Solar Companies Go BANKRUPT Once Subsidies Are Cut

Two British solar energy firms, Climate Energy and the Mark Group, collapsed into administration (another word for insolvency in the U.K.) within two days of each other.

Climate Energy was the U.K.’s largest independent energy efficiency company, with revenues of £47 million last year, but now they’re in dire straits. The company has blamed its collapse on cuts in government solar subsidies by the Tory government.

The Mark Group, the other solar company to bust, also blamed U.K. conservatives for its demise, but the company’s New Zealand branch and two separate branches in the United States also went under in recent months.

The Tory government says that it is supporting “good-value green energy” and that it wants to “cut emissions as cost-effectively as possible.” Tories argue that technology costs have fallen, and therefore, consumers need to be protected from higher energy bills. In 2014, energy bills in the United Kingdom were roughly 54 percent higher than United States energy bills. Energy prices have risen rapidly in the UK because of government policies which direct lots of funding towards green energy development.

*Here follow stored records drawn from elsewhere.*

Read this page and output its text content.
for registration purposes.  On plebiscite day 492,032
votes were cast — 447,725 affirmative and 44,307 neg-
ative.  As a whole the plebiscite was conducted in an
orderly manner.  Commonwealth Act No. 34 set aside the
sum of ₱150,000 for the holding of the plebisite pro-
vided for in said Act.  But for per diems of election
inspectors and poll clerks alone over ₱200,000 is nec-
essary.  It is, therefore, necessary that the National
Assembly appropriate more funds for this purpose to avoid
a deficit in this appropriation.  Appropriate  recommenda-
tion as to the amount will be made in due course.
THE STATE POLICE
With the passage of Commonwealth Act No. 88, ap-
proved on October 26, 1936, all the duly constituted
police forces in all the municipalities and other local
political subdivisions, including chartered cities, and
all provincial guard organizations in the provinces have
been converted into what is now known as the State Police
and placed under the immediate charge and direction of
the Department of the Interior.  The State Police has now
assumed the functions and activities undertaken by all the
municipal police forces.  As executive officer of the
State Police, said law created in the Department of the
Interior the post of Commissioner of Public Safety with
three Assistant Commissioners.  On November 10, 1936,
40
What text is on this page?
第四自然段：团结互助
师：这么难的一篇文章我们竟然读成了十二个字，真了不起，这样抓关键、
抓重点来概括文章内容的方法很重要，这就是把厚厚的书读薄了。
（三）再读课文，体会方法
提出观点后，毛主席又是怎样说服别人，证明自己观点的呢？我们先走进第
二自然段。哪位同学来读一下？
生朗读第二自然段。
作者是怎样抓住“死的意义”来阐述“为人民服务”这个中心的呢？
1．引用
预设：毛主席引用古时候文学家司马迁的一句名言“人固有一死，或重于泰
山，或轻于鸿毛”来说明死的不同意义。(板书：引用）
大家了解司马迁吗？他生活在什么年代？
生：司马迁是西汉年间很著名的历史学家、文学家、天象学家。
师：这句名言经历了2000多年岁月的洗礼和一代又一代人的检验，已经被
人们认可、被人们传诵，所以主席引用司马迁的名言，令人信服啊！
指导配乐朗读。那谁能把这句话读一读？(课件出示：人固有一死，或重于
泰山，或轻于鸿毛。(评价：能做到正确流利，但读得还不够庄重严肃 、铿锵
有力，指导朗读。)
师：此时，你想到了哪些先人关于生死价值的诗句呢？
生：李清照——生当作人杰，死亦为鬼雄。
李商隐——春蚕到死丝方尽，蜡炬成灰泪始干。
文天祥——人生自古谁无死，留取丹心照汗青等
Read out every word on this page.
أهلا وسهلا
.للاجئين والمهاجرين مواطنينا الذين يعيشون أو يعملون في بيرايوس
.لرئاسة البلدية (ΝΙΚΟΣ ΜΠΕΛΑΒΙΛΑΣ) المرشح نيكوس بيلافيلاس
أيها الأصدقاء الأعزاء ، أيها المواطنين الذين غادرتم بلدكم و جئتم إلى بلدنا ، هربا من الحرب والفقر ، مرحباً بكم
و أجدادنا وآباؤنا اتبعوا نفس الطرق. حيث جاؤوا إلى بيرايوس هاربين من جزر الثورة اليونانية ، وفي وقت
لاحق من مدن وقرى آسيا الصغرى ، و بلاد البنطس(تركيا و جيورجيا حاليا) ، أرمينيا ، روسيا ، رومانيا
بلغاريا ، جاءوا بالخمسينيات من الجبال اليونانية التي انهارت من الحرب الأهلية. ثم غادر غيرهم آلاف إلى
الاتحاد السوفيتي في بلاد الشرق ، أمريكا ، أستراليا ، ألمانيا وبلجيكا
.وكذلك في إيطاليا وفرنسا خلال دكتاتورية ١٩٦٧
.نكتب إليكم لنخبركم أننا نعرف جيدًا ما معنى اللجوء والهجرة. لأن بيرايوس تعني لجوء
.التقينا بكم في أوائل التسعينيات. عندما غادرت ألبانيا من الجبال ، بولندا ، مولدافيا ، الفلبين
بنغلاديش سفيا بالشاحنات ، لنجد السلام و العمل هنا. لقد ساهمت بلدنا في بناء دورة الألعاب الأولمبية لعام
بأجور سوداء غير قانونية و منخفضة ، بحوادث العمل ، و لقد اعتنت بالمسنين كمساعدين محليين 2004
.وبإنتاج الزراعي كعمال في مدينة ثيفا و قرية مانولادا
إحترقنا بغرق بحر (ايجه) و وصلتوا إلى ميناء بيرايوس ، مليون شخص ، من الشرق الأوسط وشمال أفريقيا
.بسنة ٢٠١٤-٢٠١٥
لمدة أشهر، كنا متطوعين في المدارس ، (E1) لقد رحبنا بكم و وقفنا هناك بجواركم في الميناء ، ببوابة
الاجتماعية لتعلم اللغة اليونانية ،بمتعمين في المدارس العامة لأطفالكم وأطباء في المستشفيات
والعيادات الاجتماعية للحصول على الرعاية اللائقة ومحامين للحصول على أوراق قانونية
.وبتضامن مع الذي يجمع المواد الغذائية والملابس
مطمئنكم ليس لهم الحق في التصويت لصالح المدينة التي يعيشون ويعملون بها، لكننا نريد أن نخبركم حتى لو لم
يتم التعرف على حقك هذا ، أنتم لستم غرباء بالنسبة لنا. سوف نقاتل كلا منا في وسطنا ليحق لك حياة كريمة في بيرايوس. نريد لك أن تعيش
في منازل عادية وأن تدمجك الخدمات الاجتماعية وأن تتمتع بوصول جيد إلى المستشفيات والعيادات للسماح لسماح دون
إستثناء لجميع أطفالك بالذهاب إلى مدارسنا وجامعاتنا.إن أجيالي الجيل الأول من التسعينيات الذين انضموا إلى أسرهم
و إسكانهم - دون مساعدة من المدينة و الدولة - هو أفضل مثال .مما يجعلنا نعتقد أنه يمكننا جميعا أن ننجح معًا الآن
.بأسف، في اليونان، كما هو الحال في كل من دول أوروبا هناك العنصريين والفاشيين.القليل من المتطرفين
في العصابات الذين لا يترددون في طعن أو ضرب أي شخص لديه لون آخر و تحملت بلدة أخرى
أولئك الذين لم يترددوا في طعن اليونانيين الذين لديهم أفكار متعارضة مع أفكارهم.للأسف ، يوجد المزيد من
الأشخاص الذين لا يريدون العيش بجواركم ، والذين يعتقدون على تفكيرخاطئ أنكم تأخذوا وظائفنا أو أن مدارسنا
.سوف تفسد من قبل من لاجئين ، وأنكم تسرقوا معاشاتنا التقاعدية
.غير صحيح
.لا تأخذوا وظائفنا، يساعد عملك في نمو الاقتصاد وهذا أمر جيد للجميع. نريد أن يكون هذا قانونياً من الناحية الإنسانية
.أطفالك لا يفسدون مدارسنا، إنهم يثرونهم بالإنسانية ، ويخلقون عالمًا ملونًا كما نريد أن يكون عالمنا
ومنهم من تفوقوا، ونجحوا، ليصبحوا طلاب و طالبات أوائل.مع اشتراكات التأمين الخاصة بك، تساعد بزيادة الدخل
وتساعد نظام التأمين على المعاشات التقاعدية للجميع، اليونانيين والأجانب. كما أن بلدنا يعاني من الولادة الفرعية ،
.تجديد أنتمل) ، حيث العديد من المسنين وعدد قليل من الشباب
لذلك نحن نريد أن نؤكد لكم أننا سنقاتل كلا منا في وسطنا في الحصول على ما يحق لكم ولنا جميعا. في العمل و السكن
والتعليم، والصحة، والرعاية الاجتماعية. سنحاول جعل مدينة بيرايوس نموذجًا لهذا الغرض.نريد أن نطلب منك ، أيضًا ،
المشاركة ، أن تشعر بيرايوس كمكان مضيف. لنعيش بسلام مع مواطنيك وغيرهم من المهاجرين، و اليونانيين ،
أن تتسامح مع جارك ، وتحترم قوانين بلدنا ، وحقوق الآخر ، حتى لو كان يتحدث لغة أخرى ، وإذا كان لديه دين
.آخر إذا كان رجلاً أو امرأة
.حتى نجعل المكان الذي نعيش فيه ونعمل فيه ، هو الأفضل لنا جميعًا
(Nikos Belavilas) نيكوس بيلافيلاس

In July, the government cut solar subsidies for exceeding spending caps. The government will also review green energy taxes attached to peoples’s electricity bills, which cost residents and businesses £4.3 billion annually.  The U.K.’s Department of Energy and Climate Change estimates that ending solar subsidies would save between £40 million and £100 million by 2021. But even with the cuts, spending caps for all green energy subsidies are still projected to increase from £2 billion in 2012 to £7.6 billion in 2021.

According to the UK’s Office of Gas and Electricity Markets, “environmental and social costs” currently account for 7% of the average household’s energy bill. Other environmental levies such as tariffs and carbon reduction commitments are expected to rise from £6.0 billion in 2015 to £13.6 billion in 2020.